Fair densest subgraph across multiple graphs
Chamalee Wickrama Arachchi, Nikolaj Tatti
TL;DR
The paper addresses the problem of finding fair densest subgraphs across multiple graph snapshots by introducing two constrained variants: Fair Densest Subgraph (FDS), which maximizes the sum of snapshot densities under a bound on density disparity $\Delta$, and Smallest Difference Subgraph (SDS), which minimizes $\Delta$ while ensuring a minimum total density $\sigma$. It proves NP-hardness for both problems (with SDS also being inapproximable) and provides exact integer programming approaches (FDS-IP, SDS-IP, MDS-IP) together with polynomial-time heuristics (FDS-Grd, SDS-Grd, MDS-Grd). The authors evaluate performance on synthetic datasets with ground truth and real-world temporal networks, demonstrating recovery of fair dense components and practical usefulness via case studies.

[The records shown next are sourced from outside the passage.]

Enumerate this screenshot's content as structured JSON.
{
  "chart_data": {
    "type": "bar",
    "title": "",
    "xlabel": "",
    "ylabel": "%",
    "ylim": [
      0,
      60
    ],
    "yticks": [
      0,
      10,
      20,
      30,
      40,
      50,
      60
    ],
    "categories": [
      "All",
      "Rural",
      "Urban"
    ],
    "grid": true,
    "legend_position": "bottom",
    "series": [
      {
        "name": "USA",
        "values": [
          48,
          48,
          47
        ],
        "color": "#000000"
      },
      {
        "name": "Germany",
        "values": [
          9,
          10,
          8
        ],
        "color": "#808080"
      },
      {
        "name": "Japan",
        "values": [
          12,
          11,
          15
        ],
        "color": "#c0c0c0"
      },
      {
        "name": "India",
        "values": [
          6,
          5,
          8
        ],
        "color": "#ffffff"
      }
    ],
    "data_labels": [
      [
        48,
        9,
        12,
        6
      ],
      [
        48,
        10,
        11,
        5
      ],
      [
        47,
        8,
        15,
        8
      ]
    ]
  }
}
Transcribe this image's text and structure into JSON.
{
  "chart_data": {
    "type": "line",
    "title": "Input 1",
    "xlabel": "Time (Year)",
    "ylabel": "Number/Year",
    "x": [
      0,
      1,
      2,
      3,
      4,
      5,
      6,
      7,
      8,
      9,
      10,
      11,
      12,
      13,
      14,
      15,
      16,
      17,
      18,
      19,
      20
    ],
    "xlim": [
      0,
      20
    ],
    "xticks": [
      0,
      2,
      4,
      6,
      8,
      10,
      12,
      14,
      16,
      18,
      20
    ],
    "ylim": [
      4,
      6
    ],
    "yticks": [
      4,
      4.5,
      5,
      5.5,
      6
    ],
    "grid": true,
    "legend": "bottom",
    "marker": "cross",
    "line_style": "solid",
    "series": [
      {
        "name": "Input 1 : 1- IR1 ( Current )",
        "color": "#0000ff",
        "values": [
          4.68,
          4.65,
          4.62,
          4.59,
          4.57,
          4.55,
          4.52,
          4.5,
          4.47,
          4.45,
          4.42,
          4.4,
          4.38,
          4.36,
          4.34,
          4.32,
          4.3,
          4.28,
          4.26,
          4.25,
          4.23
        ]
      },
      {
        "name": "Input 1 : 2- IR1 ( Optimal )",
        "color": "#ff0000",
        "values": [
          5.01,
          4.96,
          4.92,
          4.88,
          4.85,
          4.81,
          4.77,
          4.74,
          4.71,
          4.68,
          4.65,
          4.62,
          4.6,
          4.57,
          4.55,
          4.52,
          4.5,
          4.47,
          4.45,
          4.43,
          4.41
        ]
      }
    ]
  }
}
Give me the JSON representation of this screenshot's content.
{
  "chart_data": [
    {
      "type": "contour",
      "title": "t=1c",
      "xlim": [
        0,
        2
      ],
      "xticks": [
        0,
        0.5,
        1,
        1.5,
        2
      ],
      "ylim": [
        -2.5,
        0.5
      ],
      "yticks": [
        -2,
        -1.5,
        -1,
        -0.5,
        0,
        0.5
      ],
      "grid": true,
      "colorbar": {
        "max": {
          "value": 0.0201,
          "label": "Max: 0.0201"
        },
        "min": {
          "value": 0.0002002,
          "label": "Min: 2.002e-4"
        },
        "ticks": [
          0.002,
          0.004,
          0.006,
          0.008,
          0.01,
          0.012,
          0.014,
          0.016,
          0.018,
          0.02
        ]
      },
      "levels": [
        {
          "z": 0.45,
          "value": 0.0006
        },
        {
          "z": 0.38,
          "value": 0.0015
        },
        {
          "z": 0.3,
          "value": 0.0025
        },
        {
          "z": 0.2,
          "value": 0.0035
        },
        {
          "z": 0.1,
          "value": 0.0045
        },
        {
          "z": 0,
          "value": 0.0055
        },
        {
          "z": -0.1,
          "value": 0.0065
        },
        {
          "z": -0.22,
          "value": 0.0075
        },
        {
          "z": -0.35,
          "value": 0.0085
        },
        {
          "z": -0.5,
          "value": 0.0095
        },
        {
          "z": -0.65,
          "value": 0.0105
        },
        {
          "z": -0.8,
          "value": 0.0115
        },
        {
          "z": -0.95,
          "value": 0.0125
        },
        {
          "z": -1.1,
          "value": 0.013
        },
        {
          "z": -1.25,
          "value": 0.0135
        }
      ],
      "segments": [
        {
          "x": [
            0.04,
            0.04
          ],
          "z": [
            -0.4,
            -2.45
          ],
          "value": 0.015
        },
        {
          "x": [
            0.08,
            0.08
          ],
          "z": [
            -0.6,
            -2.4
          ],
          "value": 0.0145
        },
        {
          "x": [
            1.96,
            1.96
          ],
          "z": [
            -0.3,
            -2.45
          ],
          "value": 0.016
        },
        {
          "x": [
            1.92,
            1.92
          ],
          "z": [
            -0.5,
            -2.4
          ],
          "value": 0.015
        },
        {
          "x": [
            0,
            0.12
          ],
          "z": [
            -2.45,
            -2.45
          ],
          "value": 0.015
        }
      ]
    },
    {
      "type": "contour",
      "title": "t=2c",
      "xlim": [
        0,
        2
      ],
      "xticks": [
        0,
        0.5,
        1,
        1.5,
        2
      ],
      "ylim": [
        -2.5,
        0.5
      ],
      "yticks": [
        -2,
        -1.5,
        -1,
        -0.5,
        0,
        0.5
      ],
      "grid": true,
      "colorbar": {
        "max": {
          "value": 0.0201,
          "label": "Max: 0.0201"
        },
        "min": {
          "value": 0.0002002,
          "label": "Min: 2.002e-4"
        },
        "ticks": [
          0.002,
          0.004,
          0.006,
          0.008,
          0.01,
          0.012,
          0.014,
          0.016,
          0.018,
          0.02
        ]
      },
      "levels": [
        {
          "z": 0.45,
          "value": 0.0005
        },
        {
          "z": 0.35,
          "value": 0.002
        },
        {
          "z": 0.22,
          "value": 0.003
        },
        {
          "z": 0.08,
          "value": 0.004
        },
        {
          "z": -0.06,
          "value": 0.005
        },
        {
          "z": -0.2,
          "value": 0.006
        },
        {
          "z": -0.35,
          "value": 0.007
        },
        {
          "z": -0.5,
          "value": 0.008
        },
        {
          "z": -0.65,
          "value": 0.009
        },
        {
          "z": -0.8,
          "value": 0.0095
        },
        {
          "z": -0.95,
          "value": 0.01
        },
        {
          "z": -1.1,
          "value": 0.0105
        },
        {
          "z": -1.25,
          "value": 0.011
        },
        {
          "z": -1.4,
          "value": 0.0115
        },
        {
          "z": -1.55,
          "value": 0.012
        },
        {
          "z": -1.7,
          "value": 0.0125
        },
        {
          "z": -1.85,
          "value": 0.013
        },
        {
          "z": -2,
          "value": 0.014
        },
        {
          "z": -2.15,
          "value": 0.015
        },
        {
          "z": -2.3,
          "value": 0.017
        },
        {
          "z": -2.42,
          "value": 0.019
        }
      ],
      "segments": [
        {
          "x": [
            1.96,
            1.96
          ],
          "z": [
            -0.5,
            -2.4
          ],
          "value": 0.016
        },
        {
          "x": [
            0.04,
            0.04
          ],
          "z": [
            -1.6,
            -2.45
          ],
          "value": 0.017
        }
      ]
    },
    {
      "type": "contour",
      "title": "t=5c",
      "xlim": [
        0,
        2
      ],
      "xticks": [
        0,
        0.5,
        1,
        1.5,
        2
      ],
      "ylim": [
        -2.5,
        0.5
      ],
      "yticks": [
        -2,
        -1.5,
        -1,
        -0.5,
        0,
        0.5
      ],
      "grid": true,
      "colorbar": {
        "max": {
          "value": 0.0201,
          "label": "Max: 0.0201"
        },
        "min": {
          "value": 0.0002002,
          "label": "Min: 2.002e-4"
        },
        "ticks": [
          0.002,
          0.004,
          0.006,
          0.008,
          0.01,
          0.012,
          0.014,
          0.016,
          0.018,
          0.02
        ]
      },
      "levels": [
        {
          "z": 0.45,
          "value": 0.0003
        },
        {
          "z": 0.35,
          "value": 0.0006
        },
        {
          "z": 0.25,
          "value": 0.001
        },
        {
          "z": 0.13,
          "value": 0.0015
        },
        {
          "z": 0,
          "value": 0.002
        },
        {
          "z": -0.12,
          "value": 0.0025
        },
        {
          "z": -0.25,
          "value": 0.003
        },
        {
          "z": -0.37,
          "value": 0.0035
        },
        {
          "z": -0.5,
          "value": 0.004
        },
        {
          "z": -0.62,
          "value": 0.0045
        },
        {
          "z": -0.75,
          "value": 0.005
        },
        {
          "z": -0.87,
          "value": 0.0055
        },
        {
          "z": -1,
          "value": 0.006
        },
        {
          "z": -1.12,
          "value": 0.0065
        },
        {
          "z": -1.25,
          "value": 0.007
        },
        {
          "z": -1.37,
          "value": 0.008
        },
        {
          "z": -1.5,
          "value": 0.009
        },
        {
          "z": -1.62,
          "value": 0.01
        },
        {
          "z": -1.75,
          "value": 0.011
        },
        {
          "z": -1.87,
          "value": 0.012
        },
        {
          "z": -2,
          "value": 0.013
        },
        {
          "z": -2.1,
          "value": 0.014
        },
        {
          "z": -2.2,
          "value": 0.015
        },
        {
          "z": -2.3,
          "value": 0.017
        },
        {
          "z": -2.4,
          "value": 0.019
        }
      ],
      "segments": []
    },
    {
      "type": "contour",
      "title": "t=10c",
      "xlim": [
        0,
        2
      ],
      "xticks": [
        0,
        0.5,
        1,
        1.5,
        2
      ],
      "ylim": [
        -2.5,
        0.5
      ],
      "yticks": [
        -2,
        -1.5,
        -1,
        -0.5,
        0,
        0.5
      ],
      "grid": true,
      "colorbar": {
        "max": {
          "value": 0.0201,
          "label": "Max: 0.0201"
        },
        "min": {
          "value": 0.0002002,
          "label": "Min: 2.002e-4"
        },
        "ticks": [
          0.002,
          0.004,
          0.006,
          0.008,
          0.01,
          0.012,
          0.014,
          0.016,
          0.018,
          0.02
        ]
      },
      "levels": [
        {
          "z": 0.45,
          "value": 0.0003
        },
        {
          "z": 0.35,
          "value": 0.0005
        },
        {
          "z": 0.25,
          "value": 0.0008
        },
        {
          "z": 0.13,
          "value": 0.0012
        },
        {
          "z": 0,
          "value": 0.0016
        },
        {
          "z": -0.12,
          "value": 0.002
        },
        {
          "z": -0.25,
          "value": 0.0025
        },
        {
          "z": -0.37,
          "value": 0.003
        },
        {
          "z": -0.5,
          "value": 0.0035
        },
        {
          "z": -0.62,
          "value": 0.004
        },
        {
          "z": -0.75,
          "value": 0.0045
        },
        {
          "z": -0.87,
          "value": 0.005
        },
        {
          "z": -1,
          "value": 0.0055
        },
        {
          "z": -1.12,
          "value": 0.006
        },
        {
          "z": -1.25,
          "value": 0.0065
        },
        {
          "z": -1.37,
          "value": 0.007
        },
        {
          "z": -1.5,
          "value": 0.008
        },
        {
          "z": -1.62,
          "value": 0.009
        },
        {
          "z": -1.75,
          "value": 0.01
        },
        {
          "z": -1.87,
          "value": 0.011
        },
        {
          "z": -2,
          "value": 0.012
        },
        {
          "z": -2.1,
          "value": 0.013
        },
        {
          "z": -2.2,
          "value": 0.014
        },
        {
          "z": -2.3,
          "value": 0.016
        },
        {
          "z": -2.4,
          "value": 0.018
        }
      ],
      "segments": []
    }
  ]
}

Overall, the work offers a rigorous framework for fair cross-snapshot densest subgraph discovery and provides tools that trade off fairness and density in multi-graph settings.
Abstract
Many real-world networks can be modeled as graphs. Finding dense subgraphs is a key problem in graph mining with applications in diverse domains. In this paper, we consider two variants of the densest subgraph problem where multiple graph snapshots are given and the goal is to find a fair densest subgraph without over-representing the density among the graph snapshots. More formally, given a set of graphs and input parameter $α$, we find a dense subgraph maximizing the sum of densities across snapshots such that the difference between the maximum and minimum induced density is at most $α$. We prove that this problem is NP-hard and present an integer programming based, exact algorithm and a practical polynomial-time heuristic. We also consider a minimization variant where given an input parameter $σ$, we find a dense subgraph which minimizes the difference between the maximum and minimum density while inducing a total density of at least $σ$ across the graph snapshots. We prove the NP-hardness of the problem and propose two algorithms: an exponential time algorithm based on integer programming and a greedy algorithm. We present an extensive experimental study that shows that our algorithms can find the ground truth in synthetic dataset and produce good results in real-world datasets. Finally, we present case studies that show the usefulness of our problem.